By universality of the uniform ($X = F^{-1}(S))$, why isn't $F(x) = \frac{\sqrt{x}+1}{2}$ the CDF of $U^2$? I know this is incorrect because $F(x)$ isn't a valid CDF, but I'm a little turned around as to why this logic doesn't work out.

Answer 1

You are misusing this property of the uniform distribution, which w.r.t. the present problem reads

• if $F$ is the CDF of some continuous random variable $X=U^2$, then $F(X) = S$ satisfies $S\sim\text{Unif}(0,1)$.

The key point is that the function $F$ must be the CDF of $X=U^2$. In particular, it must satisfy the properties of a continuous cumulative distribution function.
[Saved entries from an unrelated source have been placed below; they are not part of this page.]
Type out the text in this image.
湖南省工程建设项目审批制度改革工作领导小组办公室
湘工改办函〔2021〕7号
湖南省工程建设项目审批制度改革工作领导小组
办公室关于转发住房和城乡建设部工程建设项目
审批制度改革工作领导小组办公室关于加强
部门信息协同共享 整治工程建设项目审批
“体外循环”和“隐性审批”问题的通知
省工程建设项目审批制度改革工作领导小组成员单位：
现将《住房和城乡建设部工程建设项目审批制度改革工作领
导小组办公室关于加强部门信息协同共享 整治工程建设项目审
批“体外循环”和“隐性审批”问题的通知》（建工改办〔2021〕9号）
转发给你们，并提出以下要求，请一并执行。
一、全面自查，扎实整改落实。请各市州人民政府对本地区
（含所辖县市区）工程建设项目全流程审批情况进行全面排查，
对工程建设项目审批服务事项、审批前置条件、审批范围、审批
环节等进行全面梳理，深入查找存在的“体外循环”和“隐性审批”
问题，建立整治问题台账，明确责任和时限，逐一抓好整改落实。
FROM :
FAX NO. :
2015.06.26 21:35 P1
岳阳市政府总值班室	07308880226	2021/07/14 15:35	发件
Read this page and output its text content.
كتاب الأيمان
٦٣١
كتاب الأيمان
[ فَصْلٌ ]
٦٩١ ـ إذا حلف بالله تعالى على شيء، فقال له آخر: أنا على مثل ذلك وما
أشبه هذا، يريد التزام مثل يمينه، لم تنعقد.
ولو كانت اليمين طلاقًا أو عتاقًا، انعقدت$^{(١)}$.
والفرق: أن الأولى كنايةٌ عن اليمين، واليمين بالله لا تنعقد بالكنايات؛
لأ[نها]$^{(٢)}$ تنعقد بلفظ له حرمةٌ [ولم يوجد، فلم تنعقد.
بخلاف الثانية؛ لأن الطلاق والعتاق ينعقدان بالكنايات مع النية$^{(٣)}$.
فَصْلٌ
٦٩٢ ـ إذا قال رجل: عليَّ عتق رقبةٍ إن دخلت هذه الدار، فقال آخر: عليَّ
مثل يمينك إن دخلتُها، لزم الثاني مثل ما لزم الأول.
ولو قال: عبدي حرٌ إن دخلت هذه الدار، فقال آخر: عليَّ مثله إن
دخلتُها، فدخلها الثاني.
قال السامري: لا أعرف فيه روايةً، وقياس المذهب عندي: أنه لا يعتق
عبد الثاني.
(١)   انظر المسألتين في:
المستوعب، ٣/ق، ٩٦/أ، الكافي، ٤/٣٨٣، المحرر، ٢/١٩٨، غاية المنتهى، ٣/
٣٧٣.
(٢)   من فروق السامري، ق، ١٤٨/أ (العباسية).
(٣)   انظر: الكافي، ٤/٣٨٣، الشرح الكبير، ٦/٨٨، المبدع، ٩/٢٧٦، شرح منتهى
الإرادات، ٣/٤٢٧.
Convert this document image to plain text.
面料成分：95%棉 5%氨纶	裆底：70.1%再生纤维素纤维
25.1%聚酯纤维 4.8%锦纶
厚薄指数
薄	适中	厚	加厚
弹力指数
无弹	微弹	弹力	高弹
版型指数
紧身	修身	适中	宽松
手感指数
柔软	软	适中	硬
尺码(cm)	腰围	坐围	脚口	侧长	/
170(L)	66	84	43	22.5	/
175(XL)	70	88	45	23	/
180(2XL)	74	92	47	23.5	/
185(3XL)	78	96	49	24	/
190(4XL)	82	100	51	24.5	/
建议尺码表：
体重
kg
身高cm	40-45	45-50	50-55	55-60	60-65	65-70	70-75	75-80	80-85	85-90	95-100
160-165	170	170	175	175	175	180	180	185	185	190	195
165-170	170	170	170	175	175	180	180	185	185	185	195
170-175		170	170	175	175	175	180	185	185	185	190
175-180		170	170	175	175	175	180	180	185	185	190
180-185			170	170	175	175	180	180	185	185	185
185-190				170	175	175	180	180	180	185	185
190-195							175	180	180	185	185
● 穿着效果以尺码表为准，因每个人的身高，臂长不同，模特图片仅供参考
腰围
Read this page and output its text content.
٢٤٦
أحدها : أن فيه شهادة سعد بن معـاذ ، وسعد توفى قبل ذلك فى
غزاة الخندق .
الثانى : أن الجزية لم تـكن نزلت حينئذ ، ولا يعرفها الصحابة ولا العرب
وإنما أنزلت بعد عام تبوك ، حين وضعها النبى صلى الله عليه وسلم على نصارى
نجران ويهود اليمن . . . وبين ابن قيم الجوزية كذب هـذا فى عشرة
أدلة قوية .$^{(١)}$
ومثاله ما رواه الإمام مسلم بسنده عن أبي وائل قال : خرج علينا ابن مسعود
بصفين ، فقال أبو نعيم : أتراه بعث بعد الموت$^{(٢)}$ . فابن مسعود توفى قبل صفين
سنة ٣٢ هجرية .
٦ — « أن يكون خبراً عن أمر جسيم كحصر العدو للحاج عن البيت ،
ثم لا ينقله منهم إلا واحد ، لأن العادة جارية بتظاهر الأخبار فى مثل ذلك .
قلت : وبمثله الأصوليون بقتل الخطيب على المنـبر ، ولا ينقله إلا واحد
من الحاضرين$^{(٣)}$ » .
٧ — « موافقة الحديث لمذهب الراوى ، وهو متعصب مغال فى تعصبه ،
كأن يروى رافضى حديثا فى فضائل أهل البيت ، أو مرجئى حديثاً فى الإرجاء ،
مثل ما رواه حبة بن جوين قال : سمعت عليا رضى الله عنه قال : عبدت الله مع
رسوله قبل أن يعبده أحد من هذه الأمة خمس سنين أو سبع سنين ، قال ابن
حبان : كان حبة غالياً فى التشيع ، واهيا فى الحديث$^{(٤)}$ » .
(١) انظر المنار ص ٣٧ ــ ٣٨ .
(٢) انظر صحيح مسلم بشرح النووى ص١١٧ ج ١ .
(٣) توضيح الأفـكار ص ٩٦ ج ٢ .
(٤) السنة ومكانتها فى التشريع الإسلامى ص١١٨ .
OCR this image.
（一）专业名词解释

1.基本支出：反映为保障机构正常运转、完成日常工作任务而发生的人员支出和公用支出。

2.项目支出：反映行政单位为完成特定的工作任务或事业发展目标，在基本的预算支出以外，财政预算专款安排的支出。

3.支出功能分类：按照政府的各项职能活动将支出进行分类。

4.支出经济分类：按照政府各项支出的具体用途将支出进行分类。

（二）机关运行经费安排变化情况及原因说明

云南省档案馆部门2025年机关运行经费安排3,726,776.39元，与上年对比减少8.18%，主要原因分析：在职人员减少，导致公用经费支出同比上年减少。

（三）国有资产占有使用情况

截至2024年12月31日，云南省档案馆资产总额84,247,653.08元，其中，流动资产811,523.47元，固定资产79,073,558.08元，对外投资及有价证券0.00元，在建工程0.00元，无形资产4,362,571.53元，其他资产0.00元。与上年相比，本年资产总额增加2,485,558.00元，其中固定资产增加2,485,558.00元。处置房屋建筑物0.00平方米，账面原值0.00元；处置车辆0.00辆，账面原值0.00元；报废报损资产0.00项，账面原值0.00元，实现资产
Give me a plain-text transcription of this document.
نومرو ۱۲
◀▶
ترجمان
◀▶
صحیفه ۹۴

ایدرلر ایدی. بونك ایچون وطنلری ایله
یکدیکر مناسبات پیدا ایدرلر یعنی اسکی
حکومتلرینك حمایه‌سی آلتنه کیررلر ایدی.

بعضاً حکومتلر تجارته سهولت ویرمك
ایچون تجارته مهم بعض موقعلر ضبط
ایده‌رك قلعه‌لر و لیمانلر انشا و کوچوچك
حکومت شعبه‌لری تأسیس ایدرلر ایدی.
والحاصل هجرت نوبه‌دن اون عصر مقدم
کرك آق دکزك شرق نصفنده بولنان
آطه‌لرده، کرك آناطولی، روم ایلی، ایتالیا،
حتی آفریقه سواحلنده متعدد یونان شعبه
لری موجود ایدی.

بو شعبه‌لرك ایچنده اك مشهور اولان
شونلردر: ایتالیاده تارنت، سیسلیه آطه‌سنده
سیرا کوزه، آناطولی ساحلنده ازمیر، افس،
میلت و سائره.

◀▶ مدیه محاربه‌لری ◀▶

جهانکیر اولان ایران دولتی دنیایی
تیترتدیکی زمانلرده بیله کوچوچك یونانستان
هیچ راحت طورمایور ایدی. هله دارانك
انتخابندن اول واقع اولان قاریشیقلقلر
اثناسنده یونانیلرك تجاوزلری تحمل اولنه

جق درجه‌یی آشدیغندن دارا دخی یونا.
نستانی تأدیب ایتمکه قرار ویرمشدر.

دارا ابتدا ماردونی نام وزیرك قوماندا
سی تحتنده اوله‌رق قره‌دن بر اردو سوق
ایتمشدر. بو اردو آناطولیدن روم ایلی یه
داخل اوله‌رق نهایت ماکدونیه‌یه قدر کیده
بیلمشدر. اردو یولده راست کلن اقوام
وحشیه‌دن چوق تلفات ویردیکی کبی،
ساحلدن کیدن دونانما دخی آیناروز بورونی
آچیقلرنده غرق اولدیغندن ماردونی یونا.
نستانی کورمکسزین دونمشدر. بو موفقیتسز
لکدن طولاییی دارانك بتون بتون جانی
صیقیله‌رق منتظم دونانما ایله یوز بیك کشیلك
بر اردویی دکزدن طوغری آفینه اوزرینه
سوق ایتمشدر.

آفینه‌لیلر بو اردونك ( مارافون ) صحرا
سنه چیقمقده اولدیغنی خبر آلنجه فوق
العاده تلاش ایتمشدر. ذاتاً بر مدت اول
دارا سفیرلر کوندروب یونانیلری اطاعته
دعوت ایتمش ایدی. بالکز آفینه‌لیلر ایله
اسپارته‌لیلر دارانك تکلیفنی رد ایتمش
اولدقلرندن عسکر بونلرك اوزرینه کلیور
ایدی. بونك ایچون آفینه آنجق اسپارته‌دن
Note that the inverse transformation of $X=(2S-1)^2$ is $$ \frac{1\pm\sqrt{X}}2 = S\, , $$ and that many functions which restriction to $(0,1)$ is $x\mapsto\frac12(1+\sqrt{x})$ aren't continuous CDFs! The correct CDF is obtained in the linked post as follows: \begin{aligned} \Bbb P(U^2\leq x) &= \Bbb P(-\sqrt{x}\leq U\leq \sqrt{x}) \\ &= \dots \end{aligned}

Answer 2

The universality of the uniform tells you that if $\ X\ $ has a continuous distribution $\ F\ $, then $\ T=F(X)\ $ is uniformly distributed over $\ [0,1]\ $, so when $\ F\ $ is invertible $\ X=F^{-1}(T)\ $. It does not tell you that $\ X=F^{-1}(S)\ $ for any other uniformly distributed random variable $\ S\ $.

In your example, $\ F(x)=\sqrt{x}\ $ so $\ T=\sqrt{X}= |2S-1|\ne S \ $ even though both $\ |2S-1|\ $ and $\ S\ $ are uniformly distributed over $\ [0,1]\ $.